Le château de Bonaguil, la fin d'un monde
Entre Quercy et Périgord, le château de Bonaguil a été bâti à la fin du XVe siècle par un seigneur mégalomane qui refusait le monde nouveau et la paix. Pour tout amateur du monde secret des châteaux forts, il est de loin le plus abouti.
En lieu et place de cette forteresse orangée qu’est Bonaguil, se dressait à l’origine un simple rocher abritant une caverne (devenue tunnel). Un premier château y a été posé au XIIIe siècle, qu’une riche famille du Midi a métamorphosé.
L'histoire du château fort
Nous sommes en 1907 et Thomas Edward Lawrence, futur Lawrence d’Arabie, fait le tour des châteaux forts de France à bicyclette. Comme lui, on ne peut que tomber sous le charme de ces tours blondes et élancées qui grimpent à l’assaut du ciel et d’un invisible ennemi. Car l’histoire de Bonaguil est singulière.
Elle est si parfaite qu’il est presque ridicule d’appeler cela une ruine.
Bonaguil, « Bona accus », « bonne aiguille », est à l’origine un rocher percé d’une grotte. Situé entre deux vallons escarpés, il s’habille d’un premier château au XIIIe siècle. Mais il faut attendre les Roquefeuil, une puissante famille du Midi, et surtout l’un de ses représentants, Bérenger.
L’homme se prend de passion pour le lieu et va engloutir sa fortune afin de le transformer en une forteresse imprenable. Seul hic : nous sommes en 1483, la guerre de Cent Ans est terminée depuis trente ans et une mode venue d’Italie transforme les châteaux forts en palais de la Renaissance. Mais Bérenger refuse ce monde nouveau et décide de bâtir un château à la gloire de la chevalerie.
L'architecture de Bonaguil
Juché sur son éperon rocheux, le château de Bonaguil domine le village et l'ensemble de la vallée. Il forme un ensemble, unique en Europe, aux proportions gigantesques et dans un état de conservation remarquable. Deux enceintes, sept ponts-levis, treize tours : il faudra quarante ans pour bâtir Bonaguil.
De robustes remparts
En franchissant la barbacane et la première enceinte, on s’imagine dans la peau d’un assaillant : attention, il faut survivre au tir rasant des canonnières ! Car si le château est anachronique, Bérenger l’a fait équiper des dernières innovations en matière de défense : les murailles comptent une centaine de meurtrières et d’archères qui éliminent tous les angles morts !
Viennent ensuite la seconde enceinte et ses cinq tours, dont la Tour grosse : les étages supérieurs servaient d’habitation, mais la partie inférieure est équipée de mousquets, d’arquebuses et de couleuvrines.

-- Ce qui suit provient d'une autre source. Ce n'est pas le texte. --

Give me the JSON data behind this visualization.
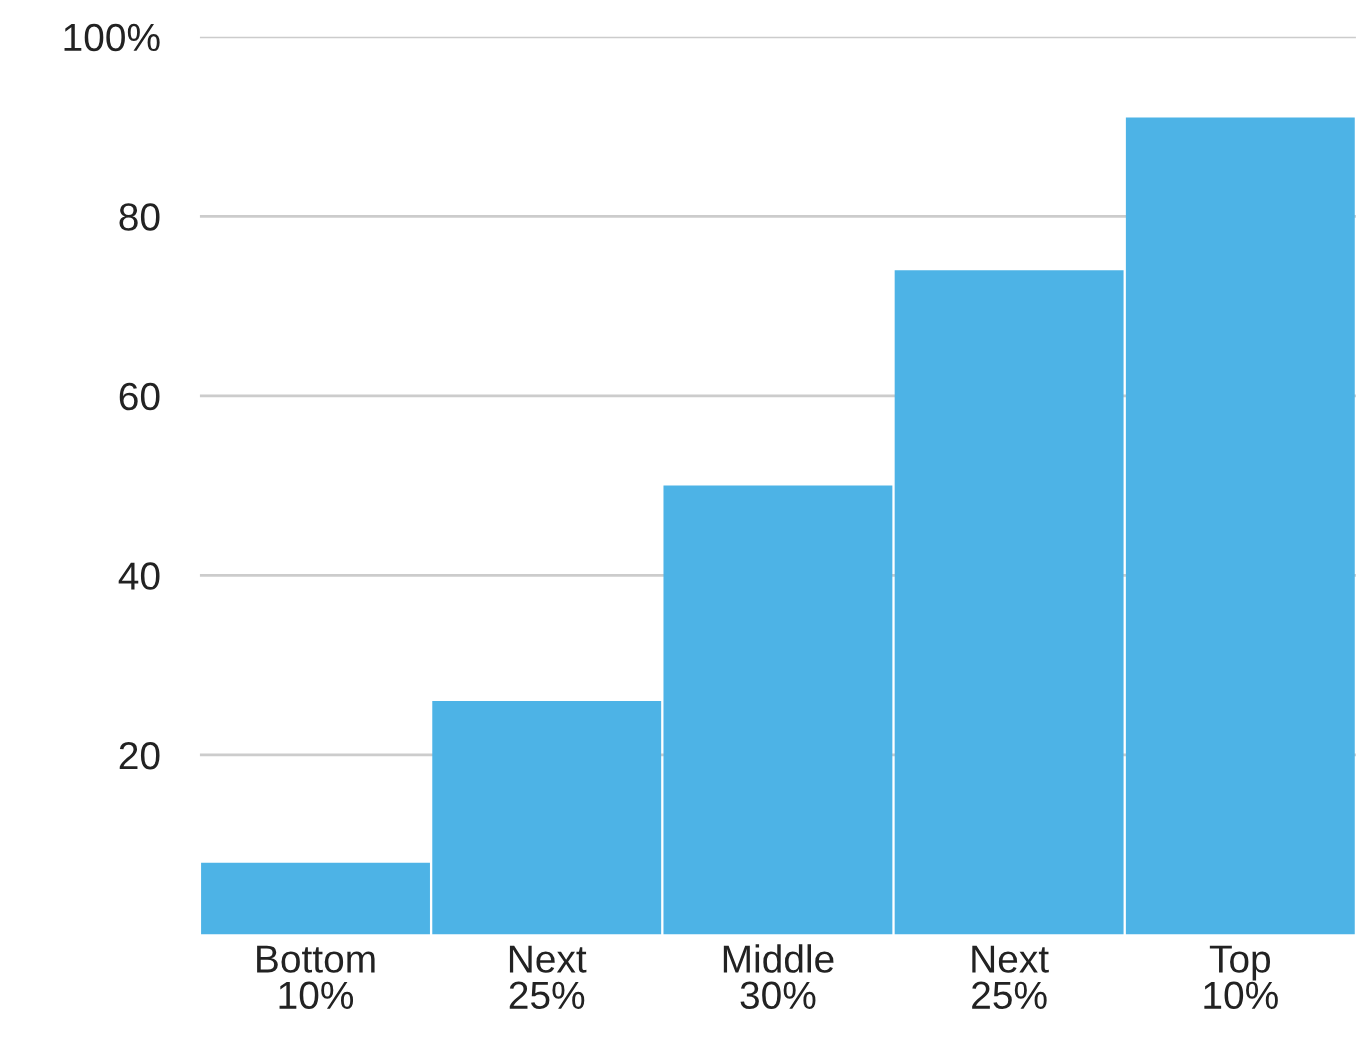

Entre l’actuelle esplanade et la Tour rouge, voici une chicane, un terrible piège pour l’attaquant qui pénètre dans un étroit couloir et se trouve pris sous le feu d’une canonnière.
L'orgeuil du château : son donjon
En forme de proue de navire pour dévier les boulets, il est surmonté d’une tourelle de guet qui ne laisse aucune chance à l’ennemi. Grimpez sur sa terrasse : de là-haut, on a une vue très parlante sur l’ensemble de l’édifice. C’est aussi un endroit idéal pour méditer sur la vanité des hommes. Car Bonaguil, chef-d’oeuvre de l’architecture militaire, ne fut jamais attaqué (seule la Révolution mit à mal les bâtiments). Un peu comme un désert des Tartares au-dessus de la vallée du Lot.